Only the latest release receives security patches.

Please report vulnerabilities through GitHub Security Advisories.

Do not open a public issue for security vulnerabilities.

If GitHub is inaccessible you can email security@getpurple.sh.

• Description of the vulnerability and its impact
• Steps to reproduce or a proof of concept
• The version of purple you tested against
• Whether the issue is already publicly known

• We aim to acknowledge reports within a week
• We aim to provide a fix or status update within 30 days
• Credit in the changelog and GitHub advisory (unless you prefer to stay anonymous)

We will not pursue legal action against anyone who reports a vulnerability in good faith and follows this policy.

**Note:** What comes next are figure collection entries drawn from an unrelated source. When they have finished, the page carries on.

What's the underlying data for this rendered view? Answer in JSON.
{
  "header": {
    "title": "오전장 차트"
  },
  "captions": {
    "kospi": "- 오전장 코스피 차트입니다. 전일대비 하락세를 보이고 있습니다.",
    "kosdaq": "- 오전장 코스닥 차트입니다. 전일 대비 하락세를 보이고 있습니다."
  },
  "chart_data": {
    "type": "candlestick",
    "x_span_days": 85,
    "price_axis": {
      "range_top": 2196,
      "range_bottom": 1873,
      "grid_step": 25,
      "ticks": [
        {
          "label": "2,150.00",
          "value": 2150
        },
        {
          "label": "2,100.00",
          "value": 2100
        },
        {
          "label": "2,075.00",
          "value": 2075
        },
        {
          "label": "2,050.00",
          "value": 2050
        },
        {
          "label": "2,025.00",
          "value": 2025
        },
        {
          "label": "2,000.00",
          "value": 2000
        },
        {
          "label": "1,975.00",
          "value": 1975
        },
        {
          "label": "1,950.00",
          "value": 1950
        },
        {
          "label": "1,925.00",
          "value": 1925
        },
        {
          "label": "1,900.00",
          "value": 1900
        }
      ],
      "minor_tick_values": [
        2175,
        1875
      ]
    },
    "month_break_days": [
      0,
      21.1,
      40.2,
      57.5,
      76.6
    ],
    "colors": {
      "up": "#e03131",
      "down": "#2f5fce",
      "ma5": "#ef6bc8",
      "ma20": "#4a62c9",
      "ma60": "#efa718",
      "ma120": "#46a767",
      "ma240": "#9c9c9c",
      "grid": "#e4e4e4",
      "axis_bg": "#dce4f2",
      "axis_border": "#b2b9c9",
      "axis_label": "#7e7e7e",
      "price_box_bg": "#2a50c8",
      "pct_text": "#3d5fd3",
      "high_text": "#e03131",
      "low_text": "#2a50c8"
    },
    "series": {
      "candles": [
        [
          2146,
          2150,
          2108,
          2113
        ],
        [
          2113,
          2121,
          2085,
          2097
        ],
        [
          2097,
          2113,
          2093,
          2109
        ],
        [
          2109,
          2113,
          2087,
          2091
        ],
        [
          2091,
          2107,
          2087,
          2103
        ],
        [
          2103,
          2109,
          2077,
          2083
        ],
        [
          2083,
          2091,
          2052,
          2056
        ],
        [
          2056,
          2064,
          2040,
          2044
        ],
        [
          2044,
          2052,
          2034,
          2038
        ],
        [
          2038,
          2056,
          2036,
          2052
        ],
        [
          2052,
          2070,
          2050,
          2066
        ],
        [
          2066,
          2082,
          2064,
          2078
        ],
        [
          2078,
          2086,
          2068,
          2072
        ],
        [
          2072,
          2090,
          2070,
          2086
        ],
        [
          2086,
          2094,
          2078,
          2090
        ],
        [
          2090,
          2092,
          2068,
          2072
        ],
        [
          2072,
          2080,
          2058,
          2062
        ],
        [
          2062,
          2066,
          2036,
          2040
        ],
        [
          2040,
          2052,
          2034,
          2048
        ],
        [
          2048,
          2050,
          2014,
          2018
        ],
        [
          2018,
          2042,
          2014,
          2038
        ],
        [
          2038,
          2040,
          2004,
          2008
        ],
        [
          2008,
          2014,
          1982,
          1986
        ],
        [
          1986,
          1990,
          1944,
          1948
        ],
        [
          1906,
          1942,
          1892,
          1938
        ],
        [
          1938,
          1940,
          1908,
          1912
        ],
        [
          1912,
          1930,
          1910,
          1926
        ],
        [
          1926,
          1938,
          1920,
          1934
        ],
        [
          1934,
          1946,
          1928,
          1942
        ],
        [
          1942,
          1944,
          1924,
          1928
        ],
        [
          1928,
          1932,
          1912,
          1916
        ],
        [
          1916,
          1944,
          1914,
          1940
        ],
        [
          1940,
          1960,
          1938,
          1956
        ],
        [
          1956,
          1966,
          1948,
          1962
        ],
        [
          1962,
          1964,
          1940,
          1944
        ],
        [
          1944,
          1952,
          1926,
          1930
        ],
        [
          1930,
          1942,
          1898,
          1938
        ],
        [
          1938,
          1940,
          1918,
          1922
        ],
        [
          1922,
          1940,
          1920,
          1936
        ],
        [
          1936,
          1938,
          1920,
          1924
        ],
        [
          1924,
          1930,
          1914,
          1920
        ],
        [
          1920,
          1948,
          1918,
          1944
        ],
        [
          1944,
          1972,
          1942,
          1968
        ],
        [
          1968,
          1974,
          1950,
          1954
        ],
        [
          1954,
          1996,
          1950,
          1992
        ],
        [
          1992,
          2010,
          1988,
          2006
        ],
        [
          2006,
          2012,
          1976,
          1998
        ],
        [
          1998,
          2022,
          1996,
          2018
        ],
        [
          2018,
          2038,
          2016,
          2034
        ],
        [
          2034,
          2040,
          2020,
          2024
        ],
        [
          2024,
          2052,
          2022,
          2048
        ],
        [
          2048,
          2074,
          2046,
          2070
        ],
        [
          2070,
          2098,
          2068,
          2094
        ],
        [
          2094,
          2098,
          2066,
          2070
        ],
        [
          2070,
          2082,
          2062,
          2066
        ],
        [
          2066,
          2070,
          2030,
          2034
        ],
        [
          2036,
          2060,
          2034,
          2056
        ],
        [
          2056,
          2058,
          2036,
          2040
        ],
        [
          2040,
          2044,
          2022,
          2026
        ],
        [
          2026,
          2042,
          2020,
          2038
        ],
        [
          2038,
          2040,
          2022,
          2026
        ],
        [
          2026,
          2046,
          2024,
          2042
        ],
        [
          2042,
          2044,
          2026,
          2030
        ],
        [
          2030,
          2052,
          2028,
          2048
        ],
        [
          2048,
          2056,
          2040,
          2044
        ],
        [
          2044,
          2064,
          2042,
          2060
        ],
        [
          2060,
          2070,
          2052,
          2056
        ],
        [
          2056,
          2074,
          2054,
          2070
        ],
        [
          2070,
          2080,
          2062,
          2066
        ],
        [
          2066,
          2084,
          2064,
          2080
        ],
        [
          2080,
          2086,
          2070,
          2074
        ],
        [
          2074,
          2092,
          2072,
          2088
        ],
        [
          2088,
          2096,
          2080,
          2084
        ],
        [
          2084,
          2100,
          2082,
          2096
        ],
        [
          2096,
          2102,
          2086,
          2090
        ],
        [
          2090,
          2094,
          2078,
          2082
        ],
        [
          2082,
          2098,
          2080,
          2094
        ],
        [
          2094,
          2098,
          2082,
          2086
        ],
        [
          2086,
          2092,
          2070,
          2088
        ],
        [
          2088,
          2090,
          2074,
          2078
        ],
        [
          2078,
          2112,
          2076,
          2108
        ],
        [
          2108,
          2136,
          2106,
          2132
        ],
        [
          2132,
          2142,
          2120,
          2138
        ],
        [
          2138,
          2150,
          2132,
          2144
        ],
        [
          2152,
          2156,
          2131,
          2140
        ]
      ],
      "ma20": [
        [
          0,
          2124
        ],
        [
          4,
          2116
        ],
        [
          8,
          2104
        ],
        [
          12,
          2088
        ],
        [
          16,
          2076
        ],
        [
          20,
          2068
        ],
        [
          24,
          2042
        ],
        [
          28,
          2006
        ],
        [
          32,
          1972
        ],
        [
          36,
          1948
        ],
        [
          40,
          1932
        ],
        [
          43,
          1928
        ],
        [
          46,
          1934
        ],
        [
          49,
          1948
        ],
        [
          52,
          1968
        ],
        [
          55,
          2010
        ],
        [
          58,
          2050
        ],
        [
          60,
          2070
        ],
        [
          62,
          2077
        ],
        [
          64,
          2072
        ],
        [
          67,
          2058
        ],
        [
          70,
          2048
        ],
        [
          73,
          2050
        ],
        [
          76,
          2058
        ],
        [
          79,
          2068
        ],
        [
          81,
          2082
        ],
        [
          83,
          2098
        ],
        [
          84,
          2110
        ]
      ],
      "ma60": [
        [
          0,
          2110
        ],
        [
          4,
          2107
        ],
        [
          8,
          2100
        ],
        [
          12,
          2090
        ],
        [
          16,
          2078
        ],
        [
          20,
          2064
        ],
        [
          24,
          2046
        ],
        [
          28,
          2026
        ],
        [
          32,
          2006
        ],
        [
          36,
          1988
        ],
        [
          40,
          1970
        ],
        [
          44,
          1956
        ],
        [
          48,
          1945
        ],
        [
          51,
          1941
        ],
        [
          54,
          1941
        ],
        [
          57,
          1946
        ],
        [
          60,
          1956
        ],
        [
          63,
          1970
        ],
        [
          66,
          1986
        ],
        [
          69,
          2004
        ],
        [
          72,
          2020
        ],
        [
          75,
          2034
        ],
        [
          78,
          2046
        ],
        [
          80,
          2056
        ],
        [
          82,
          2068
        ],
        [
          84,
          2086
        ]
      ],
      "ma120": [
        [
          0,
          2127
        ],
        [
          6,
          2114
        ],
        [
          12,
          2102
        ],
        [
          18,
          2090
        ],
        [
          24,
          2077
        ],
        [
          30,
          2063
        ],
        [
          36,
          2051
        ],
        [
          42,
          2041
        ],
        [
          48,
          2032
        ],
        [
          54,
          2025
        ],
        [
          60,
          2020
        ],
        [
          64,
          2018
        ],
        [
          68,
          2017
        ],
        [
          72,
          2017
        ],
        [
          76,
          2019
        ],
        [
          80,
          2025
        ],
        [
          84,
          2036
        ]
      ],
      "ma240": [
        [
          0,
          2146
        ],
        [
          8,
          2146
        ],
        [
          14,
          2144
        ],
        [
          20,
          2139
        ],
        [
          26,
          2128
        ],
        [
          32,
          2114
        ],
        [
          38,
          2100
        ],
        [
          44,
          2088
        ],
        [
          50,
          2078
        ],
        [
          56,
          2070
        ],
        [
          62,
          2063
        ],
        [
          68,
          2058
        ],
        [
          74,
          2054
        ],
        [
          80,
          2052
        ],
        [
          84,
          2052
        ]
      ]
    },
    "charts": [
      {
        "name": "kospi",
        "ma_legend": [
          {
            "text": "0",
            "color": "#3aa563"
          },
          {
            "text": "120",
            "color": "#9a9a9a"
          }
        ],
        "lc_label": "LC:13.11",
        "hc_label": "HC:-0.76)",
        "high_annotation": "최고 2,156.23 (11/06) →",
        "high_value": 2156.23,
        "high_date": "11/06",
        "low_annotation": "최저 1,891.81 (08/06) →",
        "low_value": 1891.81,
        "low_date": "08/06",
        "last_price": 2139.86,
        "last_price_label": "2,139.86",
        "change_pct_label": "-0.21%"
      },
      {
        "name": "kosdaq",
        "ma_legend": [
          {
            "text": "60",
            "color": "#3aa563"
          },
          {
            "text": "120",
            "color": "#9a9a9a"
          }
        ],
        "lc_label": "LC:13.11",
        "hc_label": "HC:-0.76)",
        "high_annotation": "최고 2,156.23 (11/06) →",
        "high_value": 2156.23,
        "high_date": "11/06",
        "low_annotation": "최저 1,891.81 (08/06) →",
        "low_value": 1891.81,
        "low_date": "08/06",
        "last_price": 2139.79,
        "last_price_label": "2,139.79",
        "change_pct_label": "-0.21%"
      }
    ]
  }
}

• Credential or token leakage (askpass, keychain, provider tokens)
• SSH config injection or path traversal
• Arbitrary code execution not initiated by the user
• File browser directory traversal beyond intended scope
• Container ID or shell command injection
• Bypass of TLS verification when not explicitly disabled
• Tampering with the self-update mechanism

Purple is a terminal SSH client that executes commands by design. The following are not considered vulnerabilities:

• Command execution via SSH connections. Purple spawns the system ssh binary as its core function
• Snippet execution on user-selected hosts
• Askpass prompting for passwords the user has configured
• Attacks that require pre-existing access to the user's machine. Read access to ~/.ssh/config and ~/.purple/ is assumed. Bugs that cause purple to write sensitive files with wrong permissions are still in scope
• Denial of service against the local TUI process
• Social engineering or phishing

We follow coordinated disclosure with a 90-day window. Please keep your report confidential until a fix is released or 90 days have passed since the initial report.